Nicht einfach ist auch die Aufgabe für den Tschechen Jan Zahradil, den Vertreter der Europäischen Konservativen und Reformer (zu dieser Gruppe gehören etwa die britischen Tories oder die polnische Regierungspartei PiS). Er hebt als Einziger nicht die Hand, als die Kandidaten gefragt werden, ob sie die streikenden Schüler der "Fridays for Future"-Bewegung unterstützen. Ihm sind die Forderungen zu radikal und der angehende Umbau der Wirtschaft zu schnell: Dies könne Europas Industrie und damit Wohlstand gefährden. Die eigene Haltung bringt der laut Selbstbeschreibung "Europa-Realist" im Schluss-Statement so auf den Punkt: "Meine Wähler wollen, dass die EU weniger Dinge macht - und diese dafür besser."

An dieser Stelle wäre es spannend gewesen, die Reaktion des EVP-Kandidaten Manfred Weber zu hören und zu beobachten, auf welche Seite der Argumentation der CSU-Vize sich schlägt. Sei es drum: Der Maastrichter Abend macht Lust auf die kommenden Debatten, die vor der Europawahl noch stattfinden werden: An diesem Donnerstag sowie am 15. Mai kommen die Spitzenkandidaten aller Parteien in Florenz beziehungsweise Brüssel zusammen. EVP-Spitzenkandidat Weber und sein Herausforderer Timmermans sind für zwei TV-Duelle in Deutschland verabredet: Am 7. Mai in der ARD und am 16. Mai in ZDF und ORF.

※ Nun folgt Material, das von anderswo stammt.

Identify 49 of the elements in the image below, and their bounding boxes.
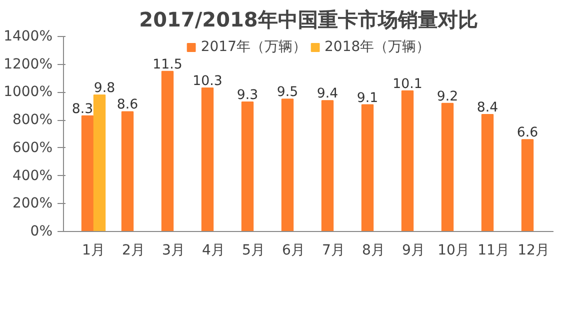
data-label: 6.6 <box>516 126 538 141</box>
bar <box>361 104 374 232</box>
legend-label: 2018年（万辆） <box>324 38 430 56</box>
bar <box>121 111 134 232</box>
data-label: 10.1 <box>392 76 422 92</box>
y-tick-label: 400% <box>12 168 53 184</box>
y-tick-label: 600% <box>12 140 53 156</box>
bar <box>441 102 454 232</box>
bar <box>401 90 414 232</box>
x-tick-label: 1月 <box>82 242 105 258</box>
data-label: 11.5 <box>152 57 182 72</box>
x-tick-label: 3月 <box>162 242 185 258</box>
data-label: 8.4 <box>476 100 498 116</box>
x-tick-label: 8月 <box>362 242 385 258</box>
bar <box>281 98 294 232</box>
x-tick-label: 5月 <box>242 242 265 258</box>
bar <box>161 70 174 232</box>
x-tick-label: 9月 <box>402 242 425 258</box>
x-tick-label: 4月 <box>202 242 225 258</box>
bar <box>241 101 254 232</box>
y-tick-label: 200% <box>12 196 53 212</box>
x-tick-label: 11月 <box>478 242 510 258</box>
data-label: 8.6 <box>116 98 138 113</box>
bar <box>321 100 334 232</box>
data-label: 8.3 <box>72 102 94 117</box>
bar <box>93 94 106 232</box>
data-label: 9.8 <box>94 81 116 96</box>
bar <box>521 139 534 232</box>
y-tick-label: 1000% <box>4 84 53 100</box>
x-tick-label: 6月 <box>282 242 305 258</box>
x-tick-label: 2月 <box>122 242 145 258</box>
y-tick-label: 0% <box>30 224 53 240</box>
data-label: 9.4 <box>316 86 338 102</box>
x-tick-label: 10月 <box>438 242 470 258</box>
x-tick-label: 12月 <box>518 242 550 258</box>
data-label: 9.3 <box>236 88 258 103</box>
bar <box>481 114 494 232</box>
bar <box>201 88 214 232</box>
y-tick-label: 1400% <box>4 28 53 44</box>
data-label: 10.3 <box>192 74 222 90</box>
legend-label: 2017年（万辆） <box>200 38 306 56</box>
x-tick-label: 7月 <box>322 242 345 258</box>
data-label: 9.1 <box>356 90 378 106</box>
y-tick-label: 800% <box>12 112 53 128</box>
y-tick-label: 1200% <box>4 56 53 72</box>
data-label: 9.5 <box>276 85 298 100</box>
data-label: 9.2 <box>436 89 458 104</box>
chart-title: 2017/2018年中国重卡市场销量对比 <box>139 8 478 32</box>
bar <box>81 115 94 232</box>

Dass Frans Timmermans die Chance nutzen will, sich den Deutschen vorzustellen und für die SPD zu werben, ist klar - und auch, dass er attackieren will. Als er nach Ende der Debatte in Maastricht auf Webers Abwesenheit angesprochen wird, kontert er nur knapp: "Das muss er selber wissen. Theo Waigel ist natürlich wichtig für die CSU, aber die CSU ist auch eine Partei der Vergangenheit. Wir hier sind die Zukunft."